Reflecting this reality, the SAGO report concludes, “At the present time, currently available epidemiological and sequencing data suggest ancestral strains to SARS-CoV-2 have a zoonotic origin with the closest genetically related viruses being beta coronaviruses, identified in Rhinolophus bats in China in 2013 (96.1%) and Laos in 2020 (96.8%).”

It adds, “there has not been any new data made available to evaluate the laboratory as a pathway of SARS-CoV-2 into the human population.”

But while recognizing that new scientific findings have worked to refute the conspiracy theory, the SAGO, under relentless political pressure by the United States, declared, it “remains important to consider… the possibility of the introduction of SARS-CoV-2 into the human population through a laboratory incident.”

This assertion came despite the protests of three members of the Committee, who declared, “there is no new scientific evidence to question the conclusion of the WHO-convened global study of origins of SARS-CoV-2: China Part mission report published in March 2021.”

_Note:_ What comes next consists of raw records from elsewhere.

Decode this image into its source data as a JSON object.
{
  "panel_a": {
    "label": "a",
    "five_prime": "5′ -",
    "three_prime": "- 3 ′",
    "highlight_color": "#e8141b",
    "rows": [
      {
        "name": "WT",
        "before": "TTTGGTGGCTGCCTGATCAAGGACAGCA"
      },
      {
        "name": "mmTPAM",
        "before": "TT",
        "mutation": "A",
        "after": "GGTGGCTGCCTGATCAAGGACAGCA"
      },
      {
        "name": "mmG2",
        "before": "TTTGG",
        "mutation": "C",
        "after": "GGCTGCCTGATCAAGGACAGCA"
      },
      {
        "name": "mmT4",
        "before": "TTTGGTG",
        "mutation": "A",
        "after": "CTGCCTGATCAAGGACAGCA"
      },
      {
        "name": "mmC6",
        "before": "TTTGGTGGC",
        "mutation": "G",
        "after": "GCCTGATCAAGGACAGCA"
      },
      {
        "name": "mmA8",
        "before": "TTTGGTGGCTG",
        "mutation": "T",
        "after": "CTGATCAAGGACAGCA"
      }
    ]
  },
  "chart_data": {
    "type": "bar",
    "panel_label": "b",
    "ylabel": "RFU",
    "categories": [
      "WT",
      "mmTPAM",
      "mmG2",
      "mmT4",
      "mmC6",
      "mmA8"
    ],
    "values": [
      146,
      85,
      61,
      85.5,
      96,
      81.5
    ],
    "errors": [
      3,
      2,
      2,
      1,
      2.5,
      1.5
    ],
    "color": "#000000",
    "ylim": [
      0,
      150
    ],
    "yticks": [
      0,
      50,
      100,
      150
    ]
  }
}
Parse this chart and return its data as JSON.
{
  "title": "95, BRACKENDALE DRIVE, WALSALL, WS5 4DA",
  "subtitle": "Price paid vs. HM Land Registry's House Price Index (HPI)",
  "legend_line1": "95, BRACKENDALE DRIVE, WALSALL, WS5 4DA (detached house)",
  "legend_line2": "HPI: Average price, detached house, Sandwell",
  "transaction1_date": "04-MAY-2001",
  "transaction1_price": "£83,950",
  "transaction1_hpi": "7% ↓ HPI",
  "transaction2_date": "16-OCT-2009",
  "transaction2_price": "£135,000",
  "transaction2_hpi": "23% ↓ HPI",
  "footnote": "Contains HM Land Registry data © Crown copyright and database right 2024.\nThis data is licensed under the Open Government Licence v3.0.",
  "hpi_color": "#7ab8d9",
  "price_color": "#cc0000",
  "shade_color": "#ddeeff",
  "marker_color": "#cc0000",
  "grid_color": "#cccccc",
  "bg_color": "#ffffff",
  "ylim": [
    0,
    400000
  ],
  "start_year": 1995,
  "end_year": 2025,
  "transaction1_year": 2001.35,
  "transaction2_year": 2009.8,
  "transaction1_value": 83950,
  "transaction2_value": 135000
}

In other words, after the World Health Organization disbanded its team investigating the origins of COVID-19 under right-wing political pressure, removed all outspoken opponents of the conspiracy theory, and brought in figures sympathetic to the right-wing campaign, all the report could come up with was fundamentally the same conclusion as the earlier study: “At the present time, currently available epidemiological and sequencing data suggest ancestral strains to SARS-CoV-2 have a zoonotic origin.”

Commenting on the SAGO study, a source close to an earlier WHO-China joint study on the origins of COVID-19 observed, “even though they removed the alleged ‘conflicted’ members they still end up with the same conclusion!”

“The irony is, we had a window where China was supplying new data. The right wing pushed politically against the WHO team’s work, they disbanded the team, brought in a lab leak contingent, removed people who argued that there was no evidence and who were politically expedient and now have a report that is demanding lab info from China under a politically charged atmosphere, without any evidence to support that line of inquiry.”

The source added, “The Post piece simply adds to the politicization of this, and ironically will continue to keep the window closed for any real understanding of COVID origins.”

The Post’s promotion of the Wuhan Lab Lie is transparently political. Last month, US Secretary of State Anthony Blinken said in a major speech on US-China relations, “we will remain focused on the most serious long-term challenge to the international order—and that’s posed by the People’s Republic of China.”

He continued, “China is the only country with both the intent to reshape the international order and, increasingly, the economic, diplomatic, military, and technological power to do it.... We will defend our interests against any threat.”

The efforts of the Post to promote the Wuhan Lab Lie are aimed at stoking xenophobic hatred of China to promote the military aims of the United States. They must be rejected with the contempt they deserve.